The right place for an argument
Logic gives way to funny as James Gangl revives Neil Muscott’s Comedy Debate
There are probably very few people who share an enthusiasm for improv and the rigours of parliamentary debate. James Gangl is apparently one of them and — disclosure! — I might as well hold up my hand too. Chalk it up to too many years on, and being way too into, my high school debating team that I still feel a certain shudder of procedural thrill whenever someone cites Robert's Rules of Order.
Not that there was much of that at the opening of James Gangl's Comedic Argument, though someone did, amazingly, call a point of order amid the hubbub as the divorce lawyer team was polishing off the "circle researchers."
Gangl (Dreadwood), who moderates the whole affair, has lifted the idea with all due credit from Neil Muscott’s Comedy Debate, which ran some years ago at the old Tim Sims Playhouse. Each round sees two teams of two improvisers each face off on some issue shouted out by the audience. You know, real, ripped-from-the-headlines stuff like public stoning or the search for alien life.
That last one worked out especially well, with the reliable Alana Johnston and Sean Tabares as a pair of befuddled Poindexters up against the aforementioned, slicker-than-spit barristers. Tom McKay's character was not far removed from the drawling patriarch he played in Hot Oil Barons in Love, while Jerry Schaefer all but oozed across the Bad Dog stage, enjoyably unctuous as one of those hog-jowled speechmakers who show up in so many Deep South courtroom dramas.
Though evenly matched as performers, the lawyers made short work of the circle researchers (Shades of Tim Sims again, by way of Rory Tate!) — patching together an argument that ETs would be good for tourism. (It's curious how the leaps of logic heard from improv debaters aren't that different from those of high-school teams. Or from those heard on CPAC, for that matter.)
McKay and Schaefer were a hoot, well matched with the show's faux formality, though Ken Hall and Isaac Kessler did well as — brace yourself for an obscure reference — the midget/giant duo from Mad Max Beyond Thunderdome. Hall, perched atop Kessler's shoulders for the entire round, didn't have much to say except that movie's "Two men enter, one man leaves" line, and Kessler was limited by his role to just caveman-ish hoots and grunts, yet they still managed to out-funny their opponents.

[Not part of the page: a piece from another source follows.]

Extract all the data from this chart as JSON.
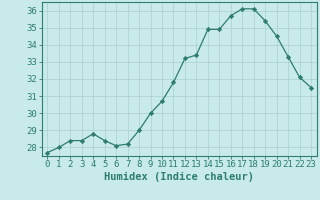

It would be interesting to see the show tweaked so that the personae of the teams also came from audience suggestions. Gangl has put together an ace lineup of performers, which bodes well for the remaining shows. But if Friday's debut of the Comedic Argument had a weak spot, it was that some of the teams seemed to arrive too familiar with their characters — with things a little too mapped out.
And yet, going in that direction on Friday night would have robbed us all of Lisa Merchant and Alex Hatz as the Ethnic Eccentrics — recurring and seemingly all-purpose characters who should be brought out much more often.